Will climbs into bed. "Dude this is the third night in twenty-eight days that I haven't slept with a 6'10" chick with a g-string on!" he laughs. I laugh, too. I'm sorry. I know he's the devil and all, but Will's totally been bringing the funny lately. I can't resist the funny. Will and Mike compare Big Brother to prison, but agree that there's more sex in prison. ["I really took that as a hint that Mike wanted to have some 'prison sex' with Will. Because Mike wants to have ten thousand of Will's babies." -- Wing Chun]
Kent says that people are really missing their families, and as if on cue (the magic of editing!), Nicole cries that she misses her husband. She'd give up "food for the rest of the week" to hear from him. This is so leading up to the America's Choice Phone Call From Home Luxury Extravaganza. Please let Will get a call from his tortoise. Please let Will get a call from his tortoise. Actually, that reminds me: you know how Will's mother was saying that Will's love of animals proves that he's not evil, and whatnot? I've been reading Helter Skelter, Vincent Bugliosi's book about Charles Manson, and Charles Manson really, really loved animals. More than people. So, I don't know how strong an argument that is for Will's humanity. Not that Will's anywhere near as bad as Charles Manson. You know what I mean. ["You know who else loves animals? Bill Maher. To me, he's just as evil as Will and Charles Manson combined." -- Wing Chun]

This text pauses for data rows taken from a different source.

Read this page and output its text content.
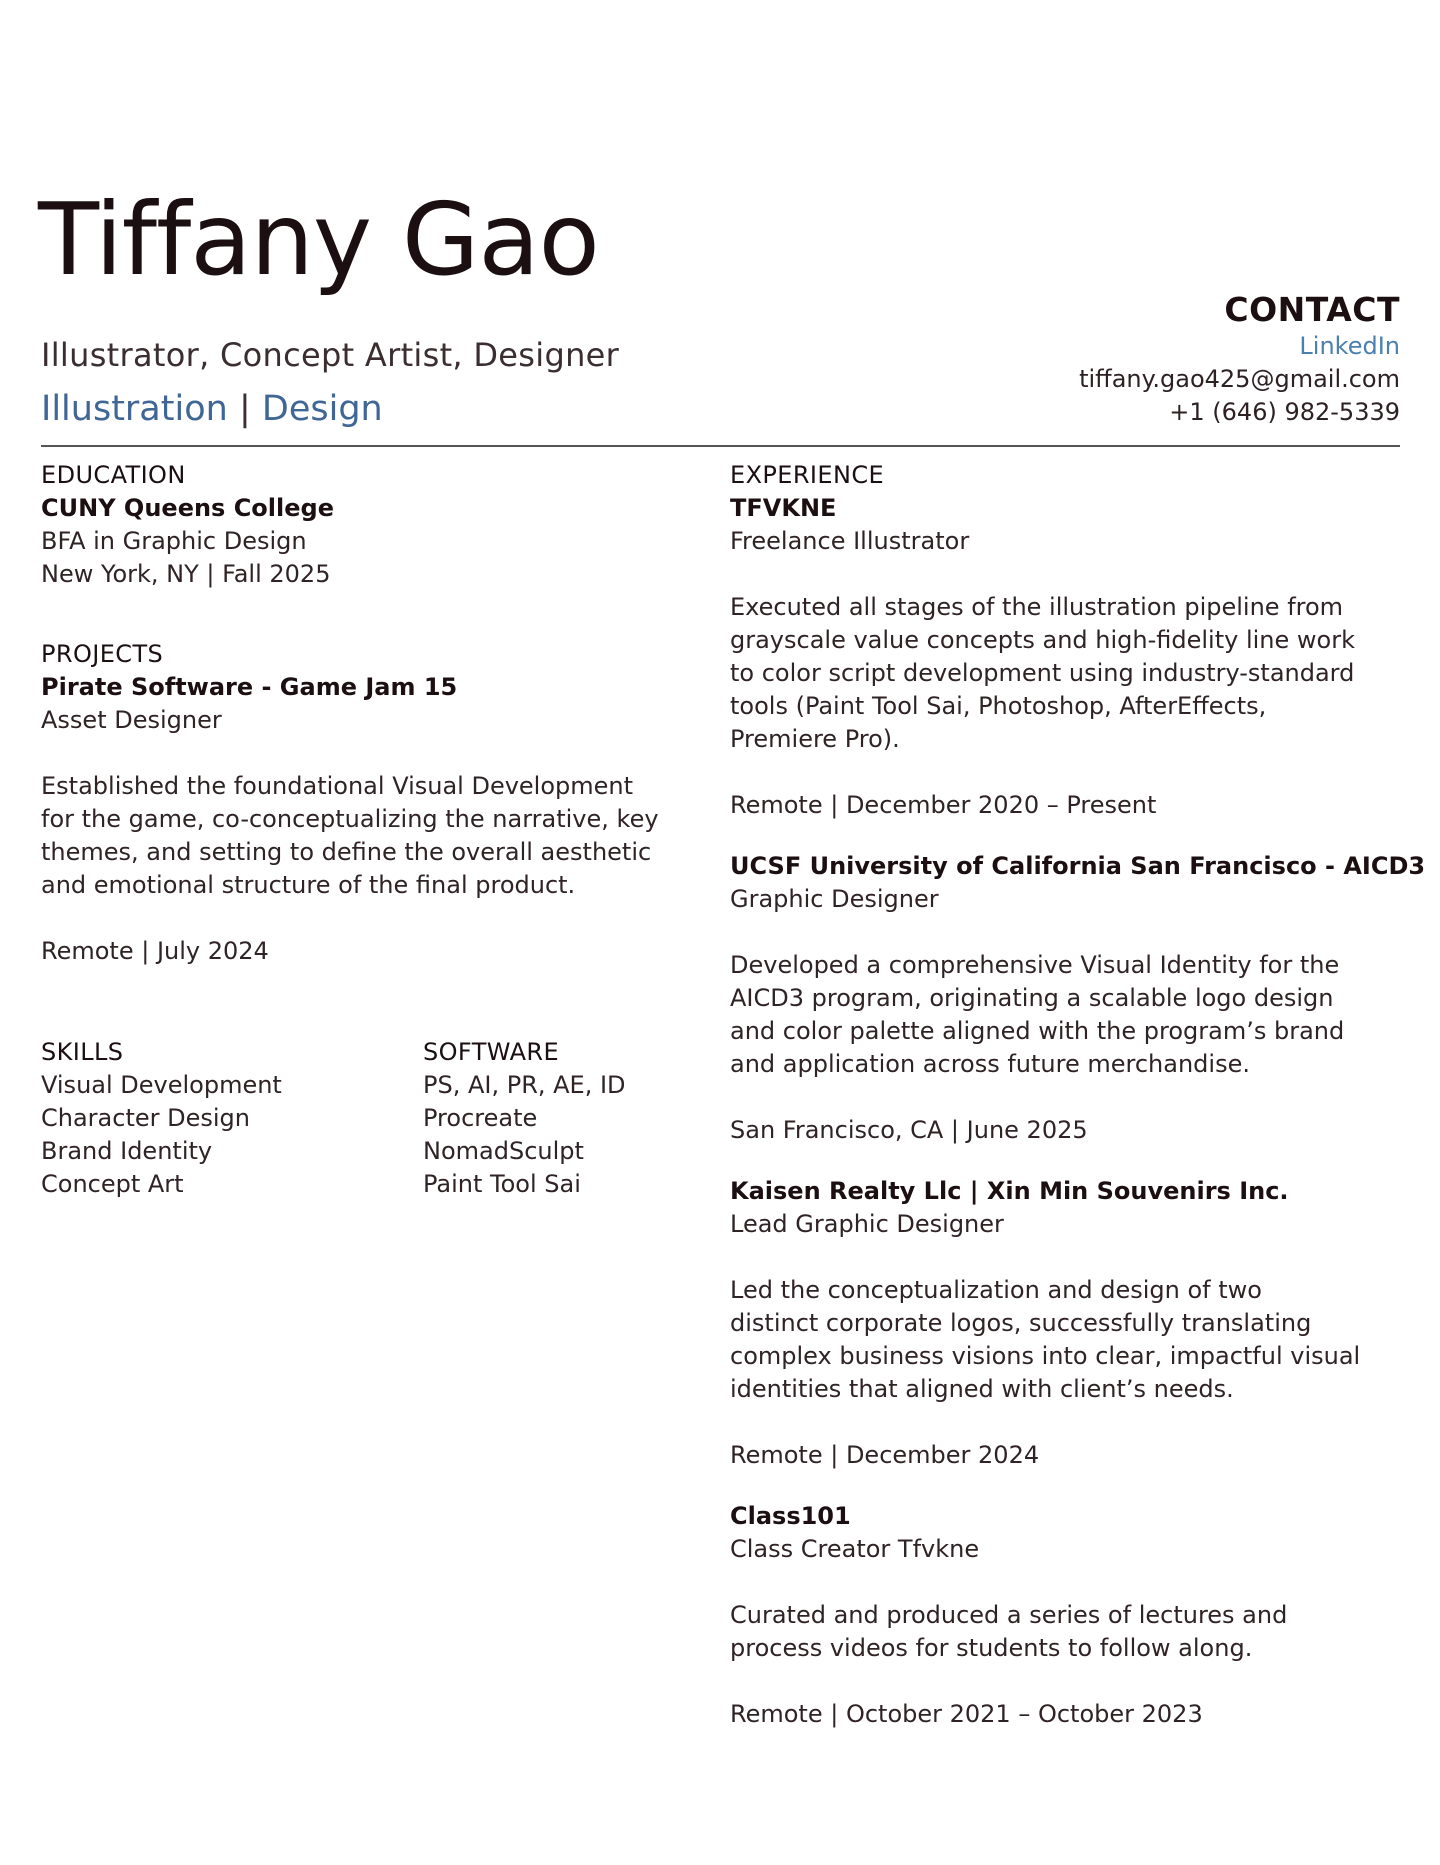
Tiffany Gao
Illustrator, Concept Artist, Designer
Illustration | Design
CONTACT
LinkedIn
tiffany.gao425@gmail.com
+1 (646) 982-5339
EDUCATION
CUNY Queens College
BFA in Graphic Design
New York, NY | Fall 2025
PROJECTS
Pirate Software - Game Jam 15
Asset Designer
Established the foundational Visual Development
for the game, co-conceptualizing the narrative, key
themes, and setting to define the overall aesthetic
and emotional structure of the final product.
Remote | July 2024
SKILLS
Visual Development
Character Design
Brand Identity
Concept Art
SOFTWARE
PS, AI, PR, AE, ID
Procreate
NomadSculpt
Paint Tool Sai
EXPERIENCE
TFVKNE
Freelance Illustrator
Executed all stages of the illustration pipeline from
grayscale value concepts and high-fidelity line work
to color script development using industry-standard
tools (Paint Tool Sai, Photoshop, AfterEffects,
Premiere Pro).
Remote | December 2020 – Present
UCSF University of California San Francisco - AICD3
Graphic Designer
Developed a comprehensive Visual Identity for the
AICD3 program, originating a scalable logo design
and color palette aligned with the program’s brand
and application across future merchandise.
San Francisco, CA | June 2025
Kaisen Realty Llc | Xin Min Souvenirs Inc.
Lead Graphic Designer
Led the conceptualization and design of two
distinct corporate logos, successfully translating
complex business visions into clear, impactful visual
identities that aligned with client’s needs.
Remote | December 2024
Class101
Class Creator Tfvkne
Curated and produced a series of lectures and
process videos for students to follow along.
Remote | October 2021 – October 2023
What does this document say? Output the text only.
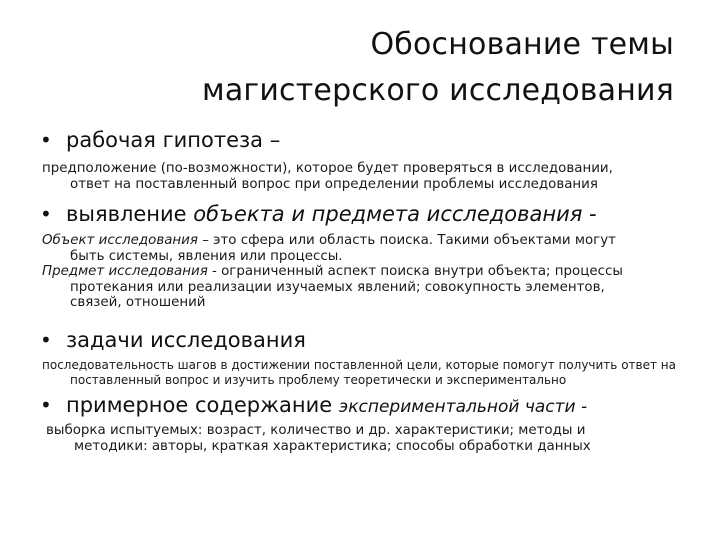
Обоснование темы
магистерского исследования
• рабочая гипотеза –
предположение (по-возможности), которое будет проверяться в исследовании,
ответ на поставленный вопрос при определении проблемы исследования
• выявление объекта и предмета исследования -
Объект исследования – это сфера или область поиска. Такими объектами могут
быть системы, явления или процессы.
Предмет исследования - ограниченный аспект поиска внутри объекта; процессы
протекания или реализации изучаемых явлений; совокупность элементов,
связей, отношений
• задачи исследования
последовательность шагов в достижении поставленной цели, которые помогут получить ответ на
поставленный вопрос и изучить проблему теоретически и экспериментально
• примерное содержание экспериментальной части -
выборка испытуемых: возраст, количество и др. характеристики; методы и
методики: авторы, краткая характеристика; способы обработки данных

Oh, right. America's Choice. Whatever. The housemates all play to the camera in hopes of getting to talk to their loved ones, even though it's really too late to affect the voting. Their begging is interspersed with more talk about how hot Hardy is. I never thought I'd be saying this, but enough with the Hardy is Hot rigmarole, already. I get it. He's good-looking. America wants to lick him. Whatever! I hate Tuesdays. Nothing. Ever. Happens. Anyway, at this point, Bunky and Nicole have a very amusing conversation, comparing Hardy to a zucchini. Allow me to paraphrase: say you get stranded on a desert island, and the only thing to eat is zucchini. And you don't like zucchini. And even if you did, you "can't eat the zucchini." So you don't eat the zucchini. But the longer you're on the island, the better the zucchini looks. And soon, you're dying to eat the zucchini. And "every once in a while, the zucchini touches you!" Bunky and Nicole riff hilariously about the allure of the zucchini. "Zucchini is better than nothing," Bunky says. Poor Hardy. Reduced to a green, phallic-shaped vegetable.